Who in modern America has the most power — the biggest store of latent heft — but the least ability to use it? The answer, of course, is city-dwellers and suburbanites. Like racing cars at the start of a Formula One showdown, they are in pole position. They have everything: the education, the wealth, the sense of self-entitlement. Big dick energy in spades. They are shiny machines with purring engines. And yet when the race begins, the F1 boys cannot pull away. They are politically impotent. The NASCAR drivers, in their beaten-up trucks, sporting confederate flags, are still in the rear-view mirror.
And there seems — to the casual observer — to be no end in sight to this situation. Donald Trump might not be able to place Kansas City on a map, but the America he has adopted — NASCAR America — looks capable of keeping up with the racing cars. Perhaps even catching them up. The President uses the language of the downtrodden. He shares their contempt for sociological inquiry, their love of guns. Their suspicion of folks who don’t come from these parts. He has used his presidency to play with the minds of the liberal elites. He looks likely to be re-elected and to have the right to double down on all of the above. A Trumpian wave is sweeping all before it.
But what if this is an illusion. What if the crisis facing modern America is not Donald Trump and the things he says and does, but the coming backlash against him? A backlash so colossal that it will destroy The Donald, his men, their towns, their social attitudes: the lot. And in doing so change America forever.

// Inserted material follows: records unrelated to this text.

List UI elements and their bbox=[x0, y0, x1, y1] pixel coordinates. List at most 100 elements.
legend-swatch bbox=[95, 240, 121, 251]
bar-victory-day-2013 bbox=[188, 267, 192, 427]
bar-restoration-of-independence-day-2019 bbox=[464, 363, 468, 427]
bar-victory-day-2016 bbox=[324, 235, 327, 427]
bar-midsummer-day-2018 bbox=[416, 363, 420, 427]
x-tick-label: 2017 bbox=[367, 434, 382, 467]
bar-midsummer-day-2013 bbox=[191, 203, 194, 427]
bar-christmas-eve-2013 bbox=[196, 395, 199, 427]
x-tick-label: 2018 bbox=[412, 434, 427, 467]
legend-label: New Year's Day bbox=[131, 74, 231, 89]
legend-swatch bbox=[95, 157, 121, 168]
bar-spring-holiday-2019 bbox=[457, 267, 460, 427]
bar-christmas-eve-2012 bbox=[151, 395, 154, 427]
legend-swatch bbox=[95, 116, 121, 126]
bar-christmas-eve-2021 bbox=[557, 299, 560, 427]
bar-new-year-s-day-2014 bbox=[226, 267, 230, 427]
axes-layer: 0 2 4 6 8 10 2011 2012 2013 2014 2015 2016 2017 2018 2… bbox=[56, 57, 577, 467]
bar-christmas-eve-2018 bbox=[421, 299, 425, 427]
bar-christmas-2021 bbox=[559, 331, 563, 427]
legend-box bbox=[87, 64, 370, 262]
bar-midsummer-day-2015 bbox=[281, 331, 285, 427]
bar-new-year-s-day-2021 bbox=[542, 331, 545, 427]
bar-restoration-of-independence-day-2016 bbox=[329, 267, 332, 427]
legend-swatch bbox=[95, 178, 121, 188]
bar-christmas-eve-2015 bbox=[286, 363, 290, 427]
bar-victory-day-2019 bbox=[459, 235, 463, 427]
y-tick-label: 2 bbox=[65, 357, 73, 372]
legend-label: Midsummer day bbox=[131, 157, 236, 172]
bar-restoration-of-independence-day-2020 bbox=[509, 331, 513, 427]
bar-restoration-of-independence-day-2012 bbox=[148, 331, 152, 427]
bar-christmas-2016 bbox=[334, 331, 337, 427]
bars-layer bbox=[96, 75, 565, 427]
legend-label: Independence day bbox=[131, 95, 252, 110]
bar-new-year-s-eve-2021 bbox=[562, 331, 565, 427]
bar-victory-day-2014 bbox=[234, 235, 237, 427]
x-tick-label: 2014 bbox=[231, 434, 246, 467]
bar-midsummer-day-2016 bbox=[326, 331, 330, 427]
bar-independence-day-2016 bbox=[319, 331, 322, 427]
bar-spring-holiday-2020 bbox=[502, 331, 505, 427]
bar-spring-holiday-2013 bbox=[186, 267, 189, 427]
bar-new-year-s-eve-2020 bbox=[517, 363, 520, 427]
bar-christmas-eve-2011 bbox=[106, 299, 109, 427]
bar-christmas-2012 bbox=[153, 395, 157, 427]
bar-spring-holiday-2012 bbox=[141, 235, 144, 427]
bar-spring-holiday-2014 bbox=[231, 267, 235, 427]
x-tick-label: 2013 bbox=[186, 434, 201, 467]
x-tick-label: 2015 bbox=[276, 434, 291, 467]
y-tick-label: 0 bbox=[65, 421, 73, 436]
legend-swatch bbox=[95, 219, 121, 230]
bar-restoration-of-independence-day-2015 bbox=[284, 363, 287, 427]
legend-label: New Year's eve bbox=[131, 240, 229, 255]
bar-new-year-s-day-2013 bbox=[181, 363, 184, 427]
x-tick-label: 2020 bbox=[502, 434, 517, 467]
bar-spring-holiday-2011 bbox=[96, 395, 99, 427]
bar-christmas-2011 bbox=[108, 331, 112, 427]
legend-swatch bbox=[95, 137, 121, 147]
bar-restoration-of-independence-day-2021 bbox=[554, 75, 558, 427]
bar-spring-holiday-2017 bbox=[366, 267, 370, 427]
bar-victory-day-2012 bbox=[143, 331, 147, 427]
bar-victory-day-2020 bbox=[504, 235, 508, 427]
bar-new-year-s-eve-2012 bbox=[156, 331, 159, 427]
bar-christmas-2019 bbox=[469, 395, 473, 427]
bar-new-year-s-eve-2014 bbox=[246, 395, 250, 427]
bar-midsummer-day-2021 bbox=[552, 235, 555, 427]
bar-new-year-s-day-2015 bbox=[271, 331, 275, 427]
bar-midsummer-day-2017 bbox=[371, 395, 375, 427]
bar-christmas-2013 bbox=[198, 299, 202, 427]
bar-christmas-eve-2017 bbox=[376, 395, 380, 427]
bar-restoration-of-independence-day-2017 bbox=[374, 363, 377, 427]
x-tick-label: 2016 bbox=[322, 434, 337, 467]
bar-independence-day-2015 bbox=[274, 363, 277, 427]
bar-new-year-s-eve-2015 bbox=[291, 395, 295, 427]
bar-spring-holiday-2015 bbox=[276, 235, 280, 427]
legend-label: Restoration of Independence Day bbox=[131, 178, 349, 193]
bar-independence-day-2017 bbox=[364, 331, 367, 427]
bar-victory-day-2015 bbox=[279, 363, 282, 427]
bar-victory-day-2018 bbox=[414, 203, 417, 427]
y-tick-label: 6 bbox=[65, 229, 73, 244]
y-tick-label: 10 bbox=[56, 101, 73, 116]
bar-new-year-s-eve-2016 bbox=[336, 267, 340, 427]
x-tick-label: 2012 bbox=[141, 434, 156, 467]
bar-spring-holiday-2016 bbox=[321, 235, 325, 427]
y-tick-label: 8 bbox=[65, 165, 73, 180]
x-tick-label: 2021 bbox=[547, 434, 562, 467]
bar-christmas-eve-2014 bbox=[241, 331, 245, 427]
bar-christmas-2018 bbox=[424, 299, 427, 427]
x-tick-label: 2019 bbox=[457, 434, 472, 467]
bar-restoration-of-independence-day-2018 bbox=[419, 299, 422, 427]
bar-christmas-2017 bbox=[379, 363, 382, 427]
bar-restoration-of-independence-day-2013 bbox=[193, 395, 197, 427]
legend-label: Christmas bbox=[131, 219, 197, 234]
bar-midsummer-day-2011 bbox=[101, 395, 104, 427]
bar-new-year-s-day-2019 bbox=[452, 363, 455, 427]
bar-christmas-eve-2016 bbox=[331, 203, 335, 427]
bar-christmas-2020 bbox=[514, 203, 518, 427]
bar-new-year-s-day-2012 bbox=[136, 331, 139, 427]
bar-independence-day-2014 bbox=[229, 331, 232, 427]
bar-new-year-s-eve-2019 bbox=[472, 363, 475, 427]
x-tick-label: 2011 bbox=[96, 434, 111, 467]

Take the Iowa caucus. Since the early 1970s, this state, with its small homogenous population, has had an outsized influence on the presidential race by dint of kicking the process off every four years. In my decade reporting on America for the BBC, I spent a considerable amount of time in Iowa. I remember nearly losing my toes to the cold during a forest trip with some locals who hunt deer with bows and arrows. Most Americans stay warm and away from longbows. But the Iowa caucus — and the New Hampshire primary that comes tomorrow — forces everyone to come and take a look at how life is lived in corners of the nation most people do not see.
Iowa and New Hampshire hold the racing cars back. And now? Well, Iowa is finished.
Admittedly the disasters this year were caused not by the locals but by the apps designed by sophisticates to enforce rules demanded by Bernie Sanders supporters — but these are details lost on most Americans. The New York Daily News headline captured the mood: “Corn clogged Iowans Botch 1st Dem Vote.”